A “taxa de lucro”, nesta discussão, refere-se à taxa de lucro do capital produtivo e ignora os lucros obtidos sobre a massa de mais-valia por sectores não produtivos, proprietários de dívidas, etc. Não é esta a taxa de lucro que interessa ao capitalista industrial, que se preocupa apenas com a sua quota-parte. Como vimos no caso das fábricas de vestuário de Dhaka e das linhas de produção de Shenzhen, a mais-valia extraída pelas empresas produtivas nos países de baixos salários sustenta e alimenta muitas indústrias auxiliares nos países imperialistas, onde também financia os governos e é transmutada pelo sistema financeiro em valores patrimoniais mais elevados em toda a linha.

Conclusão: O PIB na era da produção globalizada

A nossa análise da externalização global, das assimetrias entre as fábricas de exploração do Sul e as empresas líderes sediadas nas nações imperialistas, e das forças que impulsionam e moldam o rápido crescimento do proletariado do Sul e que ditam os termos em que este pode vender a sua força de trabalho, forneceu muitas razões para questionar a aceitação universal do PIB como medida da produção de uma economia nacional[75]. O argumento a favor de uma reinterpretação radical do PIB é ainda apoiado pela análise de alguns paradoxos e anomalias suscitados por estes dados, como o PIB relativo das Bermudas e da República Dominicana, e o intrigante mistério de saber por que razão uma relação de plena concorrência pode ser mais lucrativa para uma empresa transnacional do que uma relação interna, apesar de na relação de plena concorrência não haver fluxos visíveis de lucros.

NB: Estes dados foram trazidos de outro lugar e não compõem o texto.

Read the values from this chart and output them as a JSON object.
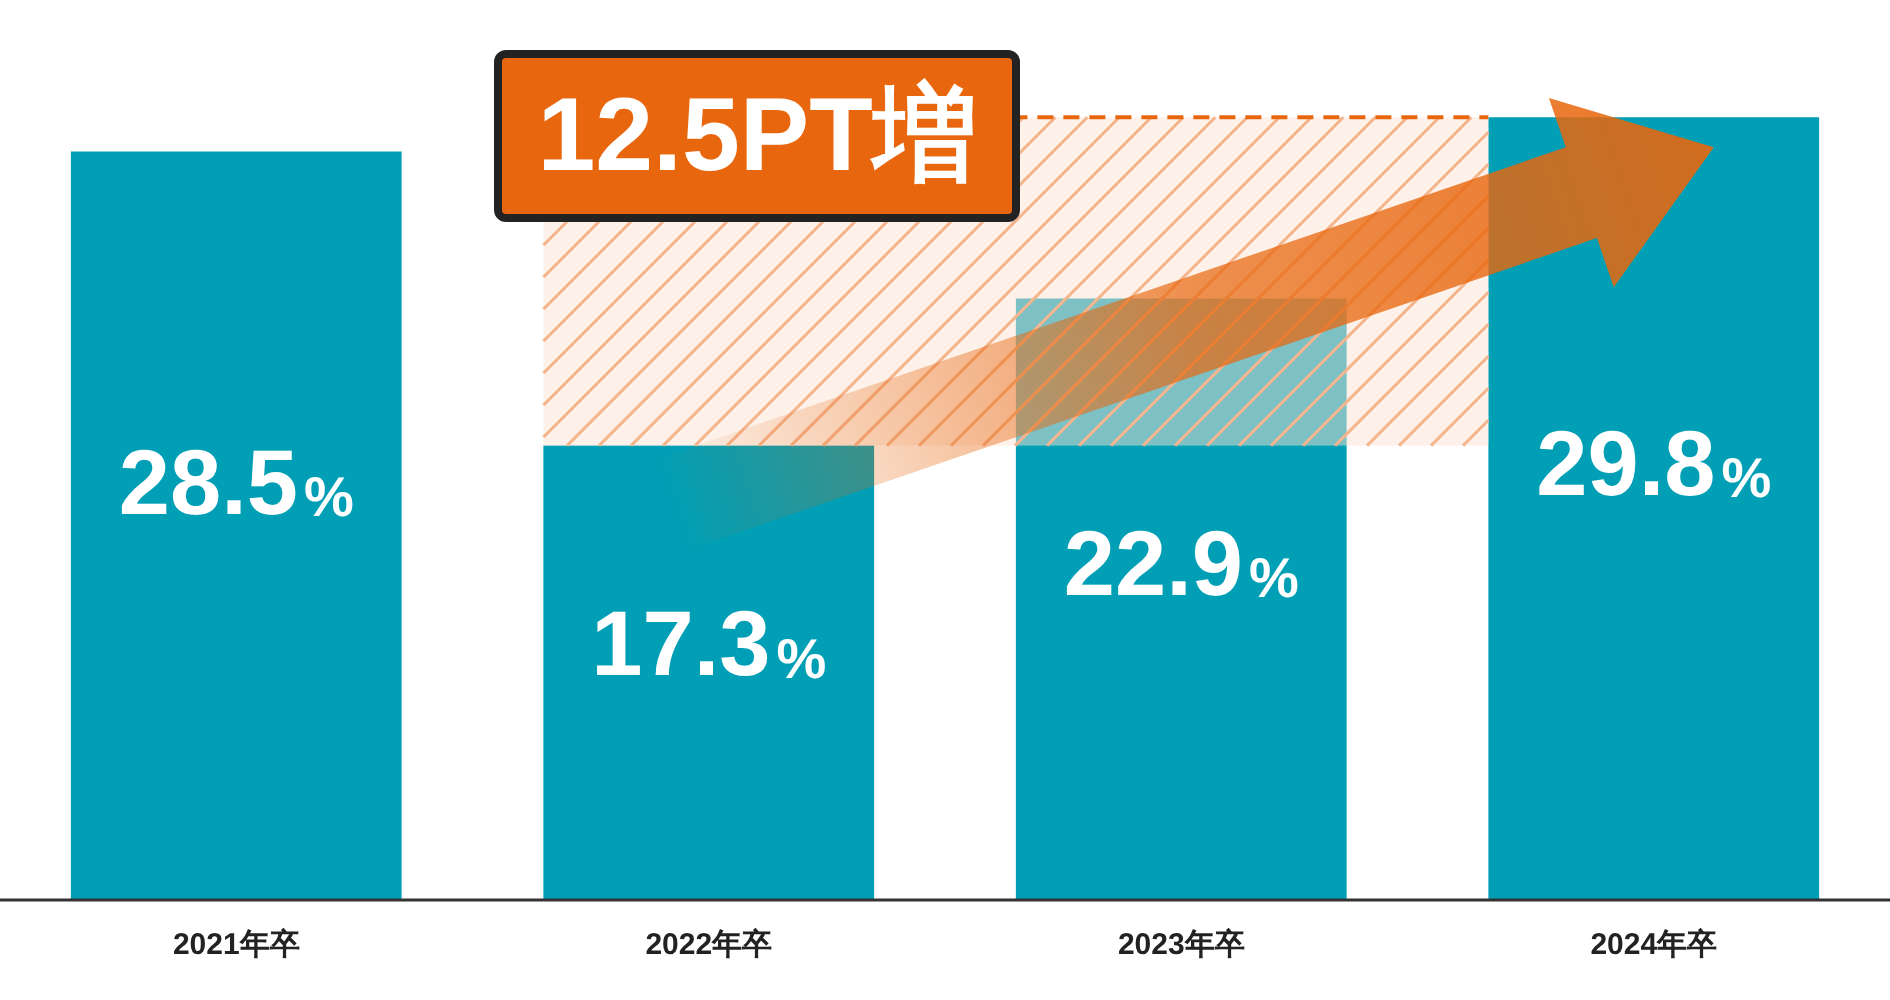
{
  "chart_data": {
    "type": "bar",
    "categories": [
      "2021年卒",
      "2022年卒",
      "2023年卒",
      "2024年卒"
    ],
    "values": [
      28.5,
      17.3,
      22.9,
      29.8
    ],
    "color": "#009fb5",
    "value_labels": [
      "28.5%",
      "17.3%",
      "22.9%",
      "29.8%"
    ],
    "tick_labels": "x",
    "grid": false,
    "legend": false,
    "annotations": [
      "12.5PT増"
    ]
  }
}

A investigação deste capítulo sobre o que o PIB mede efetivamente, por oposição ao que afirma medir, expôs as premissas neoclássicas altamente contestáveis em que se baseia. Uma análise mais aprofundada destas ideias neoclássicas dominantes, da sua explicação da forma como o valor é criado nos processos de produção e das teorias heterodoxas que permanecem presas às concepções ortodoxas de valor, leva-nos a rejeitar estas explicações e os pressupostos centrais que lhes estão subjacentes e a redefinir o PIB como uma medida da parte do produto global que é capturada ou apropriada por uma nação, e não como uma medida do que esta produziu internamente. O I do PIB, por outras palavras, é uma mentira.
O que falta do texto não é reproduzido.